CA Amiens, ch. économique, 10 septembre 2024, n° 21/02777

AMIENS

Arrêt

Autre

CA Amiens n° 21/02777

10 septembre 2024

ARRET



[H]

C/

S.A.R.L. MUTUALI

Copie executoire le

10 septembre 2024

à

Me Dejas

Me Paviot

OG

COUR D'APPEL D'AMIENS

CHAMBRE ÉCONOMIQUE

ARRET DU 10 SEPTEMBRE 2024

N° RG 21/02777 - N° Portalis DBV4-V-B7F-IDSC

JUGEMENT DU TRIBUNAL DE GRANDE INSTANCE DE LAON EN DATE DU 02 mars 2021

PARTIES EN CAUSE :

APPELANT

Monsieur [I] [H]

[Adresse 3]

[Localité 1]

Représenté par Me Jean-François DEJAS de la SCP MATHIEU-DEJAS-LOIZEAUX-LETISSIER, avocat au barreau de LAON

ET :

INTIMEE

S.A.R.L. MUTUALI agissant poursuites et diligences de son représentant légal domicilié en cette qualité audit siège :

[Adresse 2]

[Localité 4]

Représentée par Me Bruno PAVIOT, avocat au barreau de BEAUVAIS

DEBATS :

A l'audience publique du 07 Mai 2024 devant Mme Odile GREVIN, entendue en son rapport, magistrat rapporteur siégeant seule, sans opposition des avocats, en vertu de l'article 805 du Code de procédure civile qui a avisé les parties à l'issue des débats que l'arrêt sera prononcé par sa mise à disposition au greffe le 10 Septembre 2024.

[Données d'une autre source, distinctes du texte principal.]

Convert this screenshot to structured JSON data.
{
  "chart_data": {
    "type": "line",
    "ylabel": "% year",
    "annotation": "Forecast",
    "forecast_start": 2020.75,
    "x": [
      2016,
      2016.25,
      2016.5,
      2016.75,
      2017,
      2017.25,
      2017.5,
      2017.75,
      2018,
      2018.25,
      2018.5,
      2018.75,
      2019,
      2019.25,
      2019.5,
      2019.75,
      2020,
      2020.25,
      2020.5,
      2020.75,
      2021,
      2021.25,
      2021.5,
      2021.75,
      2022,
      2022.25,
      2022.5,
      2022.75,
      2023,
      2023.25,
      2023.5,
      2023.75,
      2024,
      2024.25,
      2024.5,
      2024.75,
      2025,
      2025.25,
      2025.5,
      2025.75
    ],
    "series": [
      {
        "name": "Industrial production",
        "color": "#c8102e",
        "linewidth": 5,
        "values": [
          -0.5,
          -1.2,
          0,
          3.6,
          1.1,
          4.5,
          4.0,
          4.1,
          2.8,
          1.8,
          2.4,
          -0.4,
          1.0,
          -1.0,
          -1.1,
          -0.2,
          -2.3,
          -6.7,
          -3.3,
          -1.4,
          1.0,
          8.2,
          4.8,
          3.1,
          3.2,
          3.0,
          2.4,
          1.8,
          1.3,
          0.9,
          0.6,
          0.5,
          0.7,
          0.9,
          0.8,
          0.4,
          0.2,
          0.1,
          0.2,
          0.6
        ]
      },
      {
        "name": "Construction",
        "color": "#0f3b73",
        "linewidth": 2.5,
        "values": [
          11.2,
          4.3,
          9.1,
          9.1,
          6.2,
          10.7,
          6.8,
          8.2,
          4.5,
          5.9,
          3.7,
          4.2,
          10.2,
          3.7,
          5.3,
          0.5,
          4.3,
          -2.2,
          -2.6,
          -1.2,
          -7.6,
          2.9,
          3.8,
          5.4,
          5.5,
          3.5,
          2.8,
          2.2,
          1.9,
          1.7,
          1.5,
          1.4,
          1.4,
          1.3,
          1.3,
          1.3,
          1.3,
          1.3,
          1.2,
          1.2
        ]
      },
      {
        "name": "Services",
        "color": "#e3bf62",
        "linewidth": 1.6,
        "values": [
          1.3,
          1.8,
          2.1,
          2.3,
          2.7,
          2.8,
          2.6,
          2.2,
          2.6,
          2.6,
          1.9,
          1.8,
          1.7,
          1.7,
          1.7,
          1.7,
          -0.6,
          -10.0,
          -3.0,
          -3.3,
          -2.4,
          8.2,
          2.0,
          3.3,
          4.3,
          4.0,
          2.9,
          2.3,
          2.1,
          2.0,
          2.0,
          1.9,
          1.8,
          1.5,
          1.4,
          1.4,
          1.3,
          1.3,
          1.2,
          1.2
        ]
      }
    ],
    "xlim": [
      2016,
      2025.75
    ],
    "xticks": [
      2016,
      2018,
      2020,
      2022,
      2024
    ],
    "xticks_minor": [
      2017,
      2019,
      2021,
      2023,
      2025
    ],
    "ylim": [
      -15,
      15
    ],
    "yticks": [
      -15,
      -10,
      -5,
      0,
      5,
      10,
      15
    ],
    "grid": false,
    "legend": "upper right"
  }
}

GREFFIER : Madame Malika RABHI

COMPOSITION DE LA COUR LORS DU DELIBERE :

en a rendu compte à la Cour composée de :

Mme Odile GREVIN, Présidente de chambre,

Mme Françoise LEROY-RICHARD, Conseillère,

et Mme Valérie DUBAELE, Conseillère,

qui en ont délibéré conformément à la loi.

PRONONCE :

Le 10 Septembre 2024 par mise à disposition de l'arrêt au greffe de la Cour, les parties en ayant été préalablement avisées dans les conditions prévues au 2ème alinéa de l'article 450 du code de procédure civile ; Mme Odile GREVIN, Présidente a signé la minute avec Mme Malika RABHI, Greffier.

DECISION

La SARL Mutuali qui est une société de courtage en assurance santé a conclu avec M. [I] [H] un contrat de mandat d'intermédiaire en assurance (dit de 4ème catégorie) le 17 septembre 2012.

Deux avenants de rémunération sont intervenus les 1er mai et 1er juillet 2013.

Par lettre recommandée en date du 15 mai 2017 M. [H] a entendu mettre fin au mandat le liant à la SARL Mutuali.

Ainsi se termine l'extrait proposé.